В августе 1916 г. в «Биржевых ведомостях» появился есенинский рассказ «У белой воды». Очевидно, он был создан в том же 1915 г.: в июньском письме к В. Чернявскому Есенин сообщал, что пишет рассказы и два готовых понравились Каннегисеру, причем больше, чем следовало бы. Но он написал замечательный лирический рассказ. Уже первый абзац с частотностью слов с ударением на первом слоге, с лексическими повторами вовлекал читателя в ритмический поток. Герои – те же страстные натуры. Вот Палага: во всем ее теле как бы «переливалось молоко», «кровь в ней начинает закипать все больше и больше», «груди налились», «осторожно лаская себя, проводила по ним рукой», чувствовала «горячее дыхание Корнея, теплую влагу губ, и тело ее начинало ныть еще сильнее», «с томленого тела градом катился пот, рубаха прилипла к телу, а глаза мутились и ничего не видели», «сочная грудь». В «Яре» такой тяжелой чувственности нет, как нет и в лирике Есенина. Здесь он попробовал себя в чужой манере, и почему бы не предположить, что к ней его побудил «Серебряный голубь» – удивительный в контексте всего творчества Белого роман: в нем модернизм языка синтезирован с органичностью образов, к чему, собственно, и стремился Есенин. Откроем воспоминания И.И. Старцева: Есенин восхищался «плотскими судорогами рябой Матрены»[24]. Плотское томление Палаги очень похоже на эти «судороги»: Матрена – «ядреная», от руки столяра «колкие, жуткие в грудь проливаются струи, и нити от пальцев райским теплом и лаской переливаются в ее груди и подкатывают к горлу», «от поцелуев, объятий» Дарьяльского «растрепанное лицо дрожащими Матрена Семеновна оправляла руками», она казалась Дарьяльскому «чересчур жадной до грубых ласк» и т.п.

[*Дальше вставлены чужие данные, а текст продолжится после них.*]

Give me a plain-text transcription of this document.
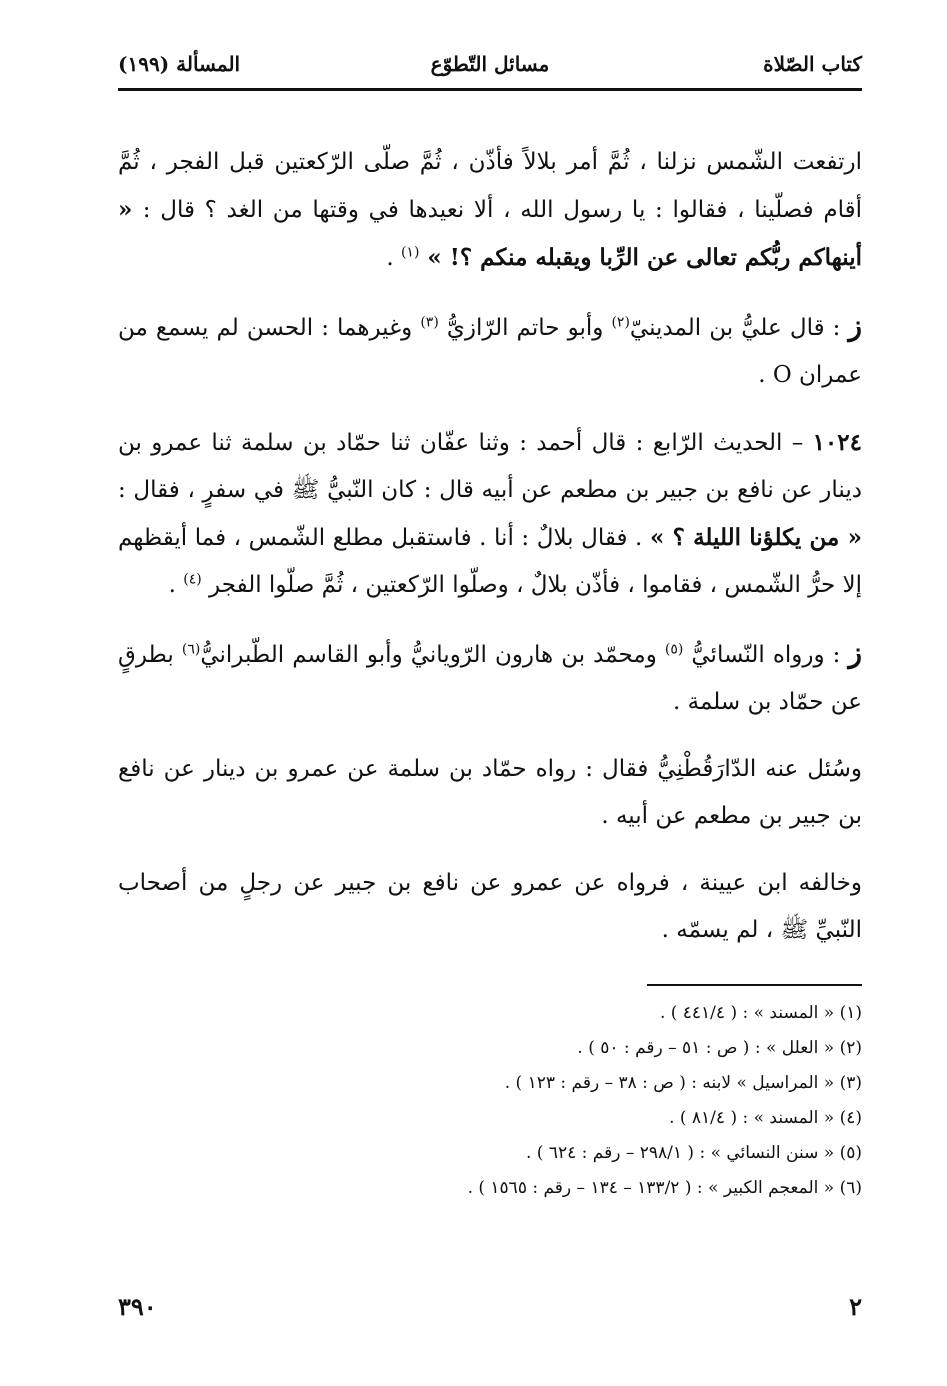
كتاب الصّلاة
مسائل التّطوّع
المسألة (١٩٩)

ارتفعت الشّمس نزلنا ، ثُمَّ أمر بلالاً فأذّن ، ثُمَّ صلّى الرّكعتين قبل الفجر ، ثُمَّ أقام فصلّينا ، فقالوا : يا رسول الله ، ألا نعيدها في وقتها من الغد ؟ قال : « أينهاكم ربُّكم تعالى عن الرِّبا ويقبله منكم ؟! » $^{(١)}$ .

ز : قال عليُّ بن المدينيّ$^{(٢)}$ وأبو حاتم الرّازيُّ $^{(٣)}$ وغيرهما : الحسن لم يسمع من عمران O .

١٠٢٤ – الحديث الرّابع : قال أحمد : وثنا عفّان ثنا حمّاد بن سلمة ثنا عمرو بن دينار عن نافع بن جبير بن مطعم عن أبيه قال : كان النّبيُّ ﷺ في سفرٍ ، فقال : « من يكلؤنا الليلة ؟ » . فقال بلالٌ : أنا . فاستقبل مطلع الشّمس ، فما أيقظهم إلا حرُّ الشّمس ، فقاموا ، فأذّن بلالٌ ، وصلّوا الرّكعتين ، ثُمَّ صلّوا الفجر $^{(٤)}$ .

ز : ورواه النّسائيُّ $^{(٥)}$ ومحمّد بن هارون الرّويانيُّ وأبو القاسم الطّبرانيُّ$^{(٦)}$ بطرقٍ عن حمّاد بن سلمة .

وسُئل عنه الدّارَقُطْنِيُّ فقال : رواه حمّاد بن سلمة عن عمرو بن دينار عن نافع بن جبير بن مطعم عن أبيه .

وخالفه ابن عيينة ، فرواه عن عمرو عن نافع بن جبير عن رجلٍ من أصحاب النّبيِّ ﷺ ، لم يسمّه .

(١) « المسند » : ( ٤٤١/٤ ) .

(٢) « العلل » : ( ص : ٥١ – رقم : ٥٠ ) .

(٣) « المراسيل » لابنه : ( ص : ٣٨ – رقم : ١٢٣ ) .

(٤) « المسند » : ( ٨١/٤ ) .

(٥) « سنن النسائي » : ( ٢٩٨/١ – رقم : ٦٢٤ ) .

(٦) « المعجم الكبير » : ( ١٣٣/٢ – ١٣٤ – رقم : ١٥٦٥ ) .

٢
٣٩٠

Совершенно иначе написан опубликованный в 1917 г. «Бобыль и Дружок» – маленький рассказ об одиноком старике и его собаке, умершей вслед за хозяином. В русской поэзии 1910-х гг. было стремление найти неглагольные формы сказуемости, глагол заменялся творительным падежом, имажинисты обозвали глагол аппендиксом[25]; П.Д. Успенский вообще в 1911 г. уверял, что с открытием новых пространственно-временных возможностей глагол в нашем языке неактуален[26]. Есенин же, напротив, опирался на поэтические возможности глагола, использованные в народной поэзии. Это глагольные повторы, задающие плачевую или сказовую интонацию; это череда глаголов с отрицанием (Бобыль «не встает, не слезает»); это перехваты («Подойдет Дружок, мертвеца обнюхает, – обнюхает, жалобно завоет», «Сговорились, пришли – увидали, увидали – назад отшатнулись»).

Художественной прозы Есенин, к сожалению, больше не написал. Возможно, не оказалось рядом того, кто бы дал похвалил, восхитился, удивился. Одного Канегисера оказалось мало. Но его эссеистика (а почти все его статьи – эссеистика) стала известной. Она написана страстно, искренне, как и его стихи. Лейтмотивные, ритмичные, с короткими абзацами-строфами, рифмовками, эллипсисами, инверсиями «Ярославны плачут» (1915) не претендовали на критический анализ стихов поэтесс о войне, как и короткая эмоциональная заметка «О “Зареве” Орешина» (1918). Он просто высказал свои впечатления. Но был рядом с ним человек, побудивший его к серьезным размышлениям о творчестве. Это А. Белый[27].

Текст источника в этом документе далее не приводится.